The Restrictions and implications of Bankruptcy

Bankruptcy is often seen as a solution to those in severe financial difficulty and unable to repay their debts. It is one of several solutions available and for many it is seen as a last resort due to the impact it can have on property owners. While it can be a way out of debt, it is important that anyone considering bankruptcy is aware of the potential implications and restrictions that may be imposed.


When an individual is made bankrupt, they will lose control of any assets they own. This will include property (including their home), any savings they may have, and their car, should it be worth more than £2,500. Assets are generally sold in order to raise funds to repay outstanding debts.

Further credit

Whilst the Bankruptcy order is in place (usually for 12 months), an individual cannot borrow more than £250 without first telling the lender of their situation. It is possible that if the loan application is successful, the interest rate will be far higher than usual. Furthermore, as the bankruptcy will be noted on the credit records, it is possible that even after the end of the bankruptcy restrictions; obtaining credit at a reasonable rate of interest will be difficult.

Career impact

While bankruptcy restrictions are in place, there are certain roles that an individual cannot undertake. For example, they cannot be a member of the Law Society, be an Insolvency Practitioner or a Chartered Accountant. Furthermore, the individual cannot act as a company director, nor be involved with the setting up, running or promotion of a company without the court’s permission.

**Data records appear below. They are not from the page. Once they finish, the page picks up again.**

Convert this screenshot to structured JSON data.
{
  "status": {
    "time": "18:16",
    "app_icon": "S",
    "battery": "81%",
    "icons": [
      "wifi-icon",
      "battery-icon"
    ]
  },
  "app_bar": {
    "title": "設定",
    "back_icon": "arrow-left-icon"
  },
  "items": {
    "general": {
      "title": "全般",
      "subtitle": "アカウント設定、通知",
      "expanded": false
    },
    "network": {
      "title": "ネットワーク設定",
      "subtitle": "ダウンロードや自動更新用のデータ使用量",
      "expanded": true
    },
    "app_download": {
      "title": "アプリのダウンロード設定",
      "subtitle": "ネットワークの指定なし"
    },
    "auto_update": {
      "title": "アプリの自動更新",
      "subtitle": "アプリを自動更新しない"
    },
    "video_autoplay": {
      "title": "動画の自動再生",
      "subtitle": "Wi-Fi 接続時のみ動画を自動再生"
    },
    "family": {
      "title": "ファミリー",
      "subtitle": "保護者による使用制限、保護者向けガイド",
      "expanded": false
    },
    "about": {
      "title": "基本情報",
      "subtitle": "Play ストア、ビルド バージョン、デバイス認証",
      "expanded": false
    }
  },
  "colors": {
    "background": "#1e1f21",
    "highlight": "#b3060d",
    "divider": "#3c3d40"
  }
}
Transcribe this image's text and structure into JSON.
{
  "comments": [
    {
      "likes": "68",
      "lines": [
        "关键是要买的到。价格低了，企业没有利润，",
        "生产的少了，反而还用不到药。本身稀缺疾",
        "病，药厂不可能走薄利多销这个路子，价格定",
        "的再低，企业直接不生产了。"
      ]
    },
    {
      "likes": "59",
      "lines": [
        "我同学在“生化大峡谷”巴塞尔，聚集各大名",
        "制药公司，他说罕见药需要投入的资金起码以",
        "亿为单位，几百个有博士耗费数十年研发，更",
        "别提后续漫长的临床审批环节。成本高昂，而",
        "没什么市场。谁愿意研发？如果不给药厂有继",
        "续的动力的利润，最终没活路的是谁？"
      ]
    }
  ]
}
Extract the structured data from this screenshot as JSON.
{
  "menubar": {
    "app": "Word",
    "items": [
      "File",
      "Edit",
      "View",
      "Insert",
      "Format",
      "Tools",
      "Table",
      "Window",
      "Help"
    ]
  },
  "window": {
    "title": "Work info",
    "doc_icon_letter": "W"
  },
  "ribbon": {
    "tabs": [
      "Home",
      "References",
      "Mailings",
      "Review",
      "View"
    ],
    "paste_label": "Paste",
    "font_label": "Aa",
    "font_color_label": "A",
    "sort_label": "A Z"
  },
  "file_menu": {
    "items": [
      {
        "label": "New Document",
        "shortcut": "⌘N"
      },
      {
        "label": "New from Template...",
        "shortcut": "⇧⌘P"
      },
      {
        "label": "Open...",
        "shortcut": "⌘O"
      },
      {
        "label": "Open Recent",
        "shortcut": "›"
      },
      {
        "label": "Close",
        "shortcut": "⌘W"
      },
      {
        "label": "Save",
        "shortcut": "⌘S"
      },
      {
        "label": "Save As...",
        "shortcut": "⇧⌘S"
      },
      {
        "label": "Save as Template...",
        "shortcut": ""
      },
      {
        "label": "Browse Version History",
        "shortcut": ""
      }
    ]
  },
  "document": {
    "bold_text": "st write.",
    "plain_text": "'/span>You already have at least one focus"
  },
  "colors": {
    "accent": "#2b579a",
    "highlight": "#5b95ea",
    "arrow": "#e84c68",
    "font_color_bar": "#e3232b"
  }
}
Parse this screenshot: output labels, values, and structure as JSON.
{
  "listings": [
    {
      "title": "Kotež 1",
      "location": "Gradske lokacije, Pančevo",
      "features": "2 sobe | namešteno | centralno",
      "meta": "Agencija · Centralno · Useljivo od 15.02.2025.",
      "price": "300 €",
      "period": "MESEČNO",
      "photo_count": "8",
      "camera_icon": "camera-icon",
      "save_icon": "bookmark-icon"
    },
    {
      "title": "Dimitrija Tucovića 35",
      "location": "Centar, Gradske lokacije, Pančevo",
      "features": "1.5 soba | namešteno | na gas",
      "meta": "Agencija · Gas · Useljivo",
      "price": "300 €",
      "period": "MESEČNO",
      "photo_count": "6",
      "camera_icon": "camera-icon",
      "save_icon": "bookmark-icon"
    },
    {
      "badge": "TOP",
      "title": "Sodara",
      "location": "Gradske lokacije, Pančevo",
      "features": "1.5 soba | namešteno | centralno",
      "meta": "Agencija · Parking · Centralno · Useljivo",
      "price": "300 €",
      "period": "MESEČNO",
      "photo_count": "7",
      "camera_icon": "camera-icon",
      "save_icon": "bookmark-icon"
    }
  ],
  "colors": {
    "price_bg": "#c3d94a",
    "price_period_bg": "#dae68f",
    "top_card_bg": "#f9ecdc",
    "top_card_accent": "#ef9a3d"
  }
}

There are other roles that are affected; therefore it is important to seek advice before making any decisions.

Credit record

A bankruptcy order will be noted on the individual's credit record for a period of 6 years from the order being placed. This may have implications in gaining further credit and / or a mortgage.

Publication of the bankruptcy

Details of the bankruptcy will be recorded in the Insolvency Register. This is a publically available record and will contain the details of the individual such as name, address, date of birth, occupation and details of the insolvency on record. These details will be kept on cord until the bankruptcy order is complete. The bankruptcy will also be reported in the London Gazette. This can cause difficulties for those wishing to keep the bankruptcy order from family and friends.

These restrictions usually apply for 12 months, however this can be extended by the courts if they feel the individual may be at risk.

As with any debt solution, it is very important to seek advice from a licensed money adviser or Insolvency Practitioner, or from one of the non fee charging organisations such as the Citizens Advice Bureau (CAB), National Debtline or the Consumer Credit Counselling Service (CCCS).